The Gift of Christmas Past


“And suddenly…God breaks into our lives, if we only notice it.”
~Rev. Kim K. Crawford Harvie

Candlelight Service at Arlington Street Church
Christmas Eve Candlelight Service Arlington Street Church in Boston

Last night I attended the beautiful candlelight service at the Arlington Street Church in Boston. Rev. Kim Crawford Harvie delivered the sermon entitled, “And Suddenly…” in which she spoke about the many subtle ways in which God reaches out and touches us; we need only be aware of how [s/he] works through us in love. It is that spark of God’s light and love that we can then pass along to our fellow travelers.

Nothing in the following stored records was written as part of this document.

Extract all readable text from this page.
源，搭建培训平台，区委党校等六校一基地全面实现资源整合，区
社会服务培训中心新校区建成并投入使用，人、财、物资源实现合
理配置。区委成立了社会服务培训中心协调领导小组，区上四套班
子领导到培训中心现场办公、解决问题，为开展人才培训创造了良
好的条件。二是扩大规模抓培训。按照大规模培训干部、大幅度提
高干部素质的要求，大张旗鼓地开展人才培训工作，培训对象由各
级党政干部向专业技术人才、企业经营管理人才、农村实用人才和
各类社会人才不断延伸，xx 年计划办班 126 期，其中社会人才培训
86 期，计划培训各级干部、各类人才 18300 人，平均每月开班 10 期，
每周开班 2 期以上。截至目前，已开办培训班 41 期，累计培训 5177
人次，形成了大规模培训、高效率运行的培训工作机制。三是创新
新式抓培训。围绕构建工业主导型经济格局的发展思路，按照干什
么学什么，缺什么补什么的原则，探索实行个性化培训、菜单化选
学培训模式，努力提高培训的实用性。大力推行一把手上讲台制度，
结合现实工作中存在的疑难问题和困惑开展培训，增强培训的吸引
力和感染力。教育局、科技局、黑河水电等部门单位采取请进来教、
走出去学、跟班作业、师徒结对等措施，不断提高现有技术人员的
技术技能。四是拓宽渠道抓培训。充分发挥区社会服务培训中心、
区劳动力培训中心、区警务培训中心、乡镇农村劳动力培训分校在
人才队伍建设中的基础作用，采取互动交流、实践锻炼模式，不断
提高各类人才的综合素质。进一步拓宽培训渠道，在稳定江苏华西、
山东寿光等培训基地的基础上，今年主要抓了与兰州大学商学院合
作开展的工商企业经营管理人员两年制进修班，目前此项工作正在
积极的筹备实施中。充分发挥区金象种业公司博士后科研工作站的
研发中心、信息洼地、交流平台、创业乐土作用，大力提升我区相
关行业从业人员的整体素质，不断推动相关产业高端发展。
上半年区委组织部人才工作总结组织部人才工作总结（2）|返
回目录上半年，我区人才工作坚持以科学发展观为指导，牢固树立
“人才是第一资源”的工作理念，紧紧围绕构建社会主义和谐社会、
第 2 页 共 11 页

A few weeks ago, ‘God broke into my life,’ and certainly in cahoots with my Loved Ones in Spirit, delivered the most amazing Christmas gift for me to share with my family. For me, as for many of you, Christmas is a time of mixed blessings and emotions. It’s wonderful to get swept up into the hustle and bustle of the season, searching for those perfect gifts, decorating our homes with strings of lights, preparing and sharing our favorite foods, and wrapping ourselves in the love of friends and family and the good humor that flows sweet through these special days. But for many, there’s also that subtle sadness that creeps in as we remember our Loved Ones who have passed into Spirit—their absence still heavy in our hearts.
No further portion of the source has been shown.